Gli NFT, o token non fungibili, sono certificati digitali di proprietà e autenticità a prova di frode.Ogni bottiglia che ne viene “garantita” riporta un suo codice di identificazione che, una volta scannerizzato, rivela tutte le informazioni sulla sua provenienza e di chi sia la proprietà in un modo digitalmente immutabile. Così i clienti sono certi dei loro acquisti, mentre i produttori hanno il vantaggio di poter vendere gli NFT spesso prima che quel certo vino venga imbottigliato.

Ma non sempre le cose vanno così lisce: quando l’azienda vinicola californiana dell’ex star della NBA Yao Ming ha messo all’asta 200 NFT “Physical Twin“, ovvero “doppi digitali” del suo vino The Chop dell’annata 2016 molte bottiglie sono rimaste disponibili, anche per il prezzo di 450 dollari l’una. Lo scorso ottobre Dave Powell è diventato Il primo vinicoltore ad aver offerto una intera annata del suo shiraz come NFT. Ma a oggi neppure i lotti sono stati esauriti.

Per allettare i compratori, perciò, parecchie aziende hanno deciso di monetizzare anche l’esperienza che ruota attorno al vino. Tom Gearing, amministratore delegato di Cult Wines, società di investimento e gestione della raccolta del vino, ha chiarito senza esitazioni che «affinché gli NFT abbiano senso per i collezionisti di vino tradizionali, devono tokenizzare qualcosa che sia unico e altamente esclusivo».

Un caso da manuale in questo senso è quello dell’azienda vinicola fondata dal leggendario Robert Mondavi, detto “il patriarca del vino”, che ha proposto online 2.000 bottiglie composte di tre miscele uniche. In cambio del pagamento del prezzo corrente in ETH o ether, – la criptovaluta ethereum equivalente a Bitcoin – gli acquirenti ricevono una bottiglia in edizione limitata e un invito a una degustazione per quattro persone presso il vigneto di To Kalon, dove si coltiva uno dei migliori cabernet sauvignon del mondo.

Nel luglio di quest’anno Chateau Angélus ha venduto per 110 mila euro un NFT legato alla proprietà di un barile di Angélus 2020, il cui acquirente può visitare il vigneto per monitorare l’andamento del vino dalla raccolta dell’uva e fare una degustazione in loco.

La Trefethen Family Vineyard di Napa ha sviluppato 9 Crypto Heroes Cabernet NFT collegati a una bottiglia fisica del normale cabernet sauvignon Trefethen del 2018, ma con in più un’etichetta d’artista. La peculiarità è che gli acquirenti hanno anche il diritto di lasciar invecchiare la loro bottiglia fisica per 10 anni nelle cantine della proprietà e sono invitati a degustazioni esclusive in cantina. I risultati? Tutti e 9 gli NFT sono stati venduti in una settimana per circa 700 dollari, ovvero 10 volte il costo di un normale Trefethen 2018 non NFT.

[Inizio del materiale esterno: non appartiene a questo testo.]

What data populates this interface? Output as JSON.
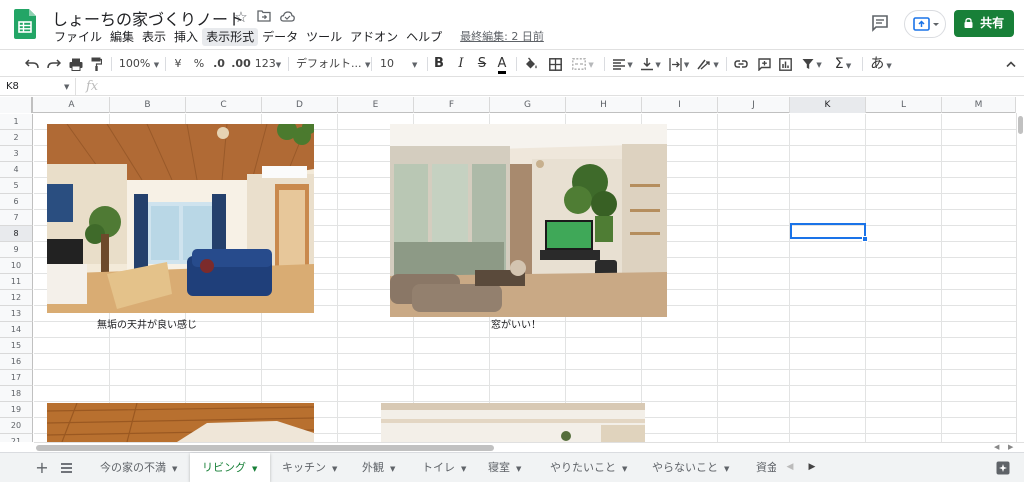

Ancora: il prossimo 14 maggio debutterà ufficialmente Il Club dVIN, il primo wine club mondiale di token non fungibili (NFT), con un’offerta iniziale di 4.000 abbonamenti a un prezzo di entrata di 1,5 ETH, circa 3.750 dollari. I membri del club compreranno i cosiddetti Tasting Token™ NFT, che sono NFT collegati a un tappo digitale, una sorta di sigillo elettronico inserito al momento dell’imbottigliamento. Quando apre una bottiglia collegata a un Digital Cork™, il compratore riceve immagini e informazioni dettagliate sul vino, ma può anche aggiungere online le proprie note di degustazione, nonché foto o video, costituendo un diario di degustazione virtuale immersivo. In più man mano che i Tasting Token™ vengono raccolti, i titolari ottengono accesso alle esperienze curate dal Club dVIN, come la prima raccolta di uva in Bhutan, che si terrà in autunno con la Bhutan Wine Co.

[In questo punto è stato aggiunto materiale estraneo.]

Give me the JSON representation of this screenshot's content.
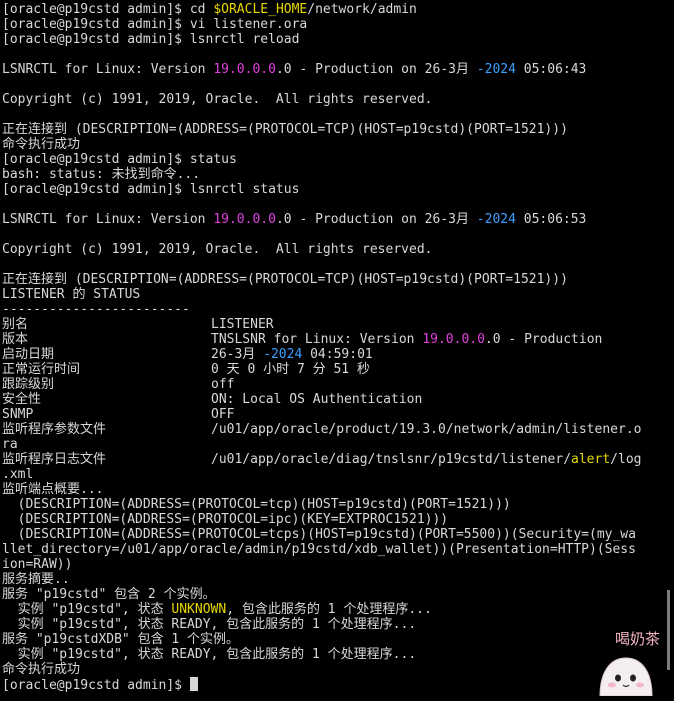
{
  "terminal": {
    "lines": [
      [
        [
          "[oracle@p19cstd admin]$ cd ",
          ""
        ],
        [
          "$ORACLE_HOME",
          "yel"
        ],
        [
          "/network/admin",
          ""
        ]
      ],
      [
        [
          "[oracle@p19cstd admin]$ vi listener.ora",
          ""
        ]
      ],
      [
        [
          "[oracle@p19cstd admin]$ lsnrctl reload",
          ""
        ]
      ],
      [
        [
          "",
          ""
        ]
      ],
      [
        [
          "LSNRCTL for Linux: Version ",
          ""
        ],
        [
          "19.0.0.0",
          "mag"
        ],
        [
          ".0 - Production on 26-3月 ",
          ""
        ],
        [
          "-2024",
          "cyan"
        ],
        [
          " 05:06:43",
          ""
        ]
      ],
      [
        [
          "",
          ""
        ]
      ],
      [
        [
          "Copyright (c) 1991, 2019, Oracle.  All rights reserved.",
          ""
        ]
      ],
      [
        [
          "",
          ""
        ]
      ],
      [
        [
          "正在连接到 (DESCRIPTION=(ADDRESS=(PROTOCOL=TCP)(HOST=p19cstd)(PORT=1521)))",
          ""
        ]
      ],
      [
        [
          "命令执行成功",
          ""
        ]
      ],
      [
        [
          "[oracle@p19cstd admin]$ status",
          ""
        ]
      ],
      [
        [
          "bash: status: 未找到命令...",
          ""
        ]
      ],
      [
        [
          "[oracle@p19cstd admin]$ lsnrctl status",
          ""
        ]
      ],
      [
        [
          "",
          ""
        ]
      ],
      [
        [
          "LSNRCTL for Linux: Version ",
          ""
        ],
        [
          "19.0.0.0",
          "mag"
        ],
        [
          ".0 - Production on 26-3月 ",
          ""
        ],
        [
          "-2024",
          "cyan"
        ],
        [
          " 05:06:53",
          ""
        ]
      ],
      [
        [
          "",
          ""
        ]
      ],
      [
        [
          "Copyright (c) 1991, 2019, Oracle.  All rights reserved.",
          ""
        ]
      ],
      [
        [
          "",
          ""
        ]
      ],
      [
        [
          "正在连接到 (DESCRIPTION=(ADDRESS=(PROTOCOL=TCP)(HOST=p19cstd)(PORT=1521)))",
          ""
        ]
      ],
      [
        [
          "LISTENER 的 STATUS",
          ""
        ]
      ],
      [
        [
          "------------------------",
          ""
        ]
      ]
    ],
    "kv_rows": [
      {
        "key": "别名",
        "value": [
          [
            "LISTENER",
            ""
          ]
        ]
      },
      {
        "key": "版本",
        "value": [
          [
            "TNSLSNR for Linux: Version ",
            ""
          ],
          [
            "19.0.0.0",
            "mag"
          ],
          [
            ".0 - Production",
            ""
          ]
        ]
      },
      {
        "key": "启动日期",
        "value": [
          [
            "26-3月 ",
            ""
          ],
          [
            "-2024",
            "cyan"
          ],
          [
            " 04:59:01",
            ""
          ]
        ]
      },
      {
        "key": "正常运行时间",
        "value": [
          [
            "0 天 0 小时 7 分 51 秒",
            ""
          ]
        ]
      },
      {
        "key": "跟踪级别",
        "value": [
          [
            "off",
            ""
          ]
        ]
      },
      {
        "key": "安全性",
        "value": [
          [
            "ON: Local OS Authentication",
            ""
          ]
        ]
      },
      {
        "key": "SNMP",
        "value": [
          [
            "OFF",
            ""
          ]
        ]
      },
      {
        "key": "监听程序参数文件",
        "value": [
          [
            "/u01/app/oracle/product/19.3.0/network/admin/listener.o",
            ""
          ]
        ]
      },
      {
        "key": "",
        "value": [],
        "raw": [
          [
            "ra",
            ""
          ]
        ]
      },
      {
        "key": "监听程序日志文件",
        "value": [
          [
            "/u01/app/oracle/diag/tnslsnr/p19cstd/listener/",
            ""
          ],
          [
            "alert",
            "yel"
          ],
          [
            "/log",
            ""
          ]
        ]
      },
      {
        "key": "",
        "value": [],
        "raw": [
          [
            ".xml",
            ""
          ]
        ]
      }
    ],
    "tail_lines": [
      [
        [
          "监听端点概要...",
          ""
        ]
      ],
      [
        [
          "  (DESCRIPTION=(ADDRESS=(PROTOCOL=tcp)(HOST=p19cstd)(PORT=1521)))",
          ""
        ]
      ],
      [
        [
          "  (DESCRIPTION=(ADDRESS=(PROTOCOL=ipc)(KEY=EXTPROC1521)))",
          ""
        ]
      ],
      [
        [
          "  (DESCRIPTION=(ADDRESS=(PROTOCOL=tcps)(HOST=p19cstd)(PORT=5500))(Security=(my_wa",
          ""
        ]
      ],
      [
        [
          "llet_directory=/u01/app/oracle/admin/p19cstd/xdb_wallet))(Presentation=HTTP)(Sess",
          ""
        ]
      ],
      [
        [
          "ion=RAW))",
          ""
        ]
      ],
      [
        [
          "服务摘要..",
          ""
        ]
      ],
      [
        [
          "服务 \"p19cstd\" 包含 2 个实例。",
          ""
        ]
      ],
      [
        [
          "  实例 \"p19cstd\", 状态 ",
          ""
        ],
        [
          "UNKNOWN",
          "yel"
        ],
        [
          ", 包含此服务的 1 个处理程序...",
          ""
        ]
      ],
      [
        [
          "  实例 \"p19cstd\", 状态 READY, 包含此服务的 1 个处理程序...",
          ""
        ]
      ],
      [
        [
          "服务 \"p19cstdXDB\" 包含 1 个实例。",
          ""
        ]
      ],
      [
        [
          "  实例 \"p19cstd\", 状态 READY, 包含此服务的 1 个处理程序...",
          ""
        ]
      ],
      [
        [
          "命令执行成功",
          ""
        ]
      ]
    ],
    "prompt": "[oracle@p19cstd admin]$ "
  },
  "watermark": {
    "text": "喝奶茶"
  },
  "colors": {
    "background": "#000000",
    "foreground": "#d8d8d8",
    "magenta": "#e040e0",
    "cyan": "#3aa0ff",
    "yellow": "#e8d800"
  }
}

Il successo di queste formule si spiega con il fatto che sembrano attirare anche un pubblico diverso da quello tradizionalmente legato al vino pregiato, ossia i giovani: «Oggi il vino non è la bevanda alcolica preferita dalla prossima generazione» ha scritto l’analista vinicolo Rob McMillan. «Il settore deve perciò fronteggiare la sfida di reclutare consumatori più giovani in aggiunta all’invecchiamento della fascia principale del consumatore di vino».

Per coinvolgere gli early adopters del binomio vino-NFT, ma anche i giovani investitori in beni digitali tout court, sono nate operazioni che valorizzano i token legati al vino anche quando il vino non c’è. Lo scorso gennaio la veronese Maia Wine ha lanciato il primo avatar Nft legato a un brand del vino mentre in ottobre il Consorzio di tutela Prosecco Doc ha debuttato nel comparto con il progetto “The Italian Genio”, un film originale e non riproducibile protetto da un certificato Nft basato sulla tecnologia blockchain. L’autenticità dell’opera, così assicurata, ha consentito di metterla in vendita come un prodotto artistico fisico nel corso di un’asta della casa d’aste Christie’s.

Tramite l’Italian Wine Crypto Bank (Iwcb), la prima banca del vino italiano costruita su blockchain, gli acquirenti comprano in realtà due oggetti distinti: da una parte diventano proprietari di un esemplare numerato, con un’etichetta d’artista, proveniente direttamente dalle cantine che aderiscono al progetto; dall’altra possiedono anche la riproduzione digitale dell’etichetta firmata, conservata in esemplare unico nella blockchain della Banca. In questo modo possono bere la bottiglia, ma collezionare il contenitore originale, seppur vuoto. Oppure possono rivendere l’etichetta digitale che mantiene un valore di mercato. Così, grazie agli NFT, ora il vino resta un buon investimento perfino quando è finito.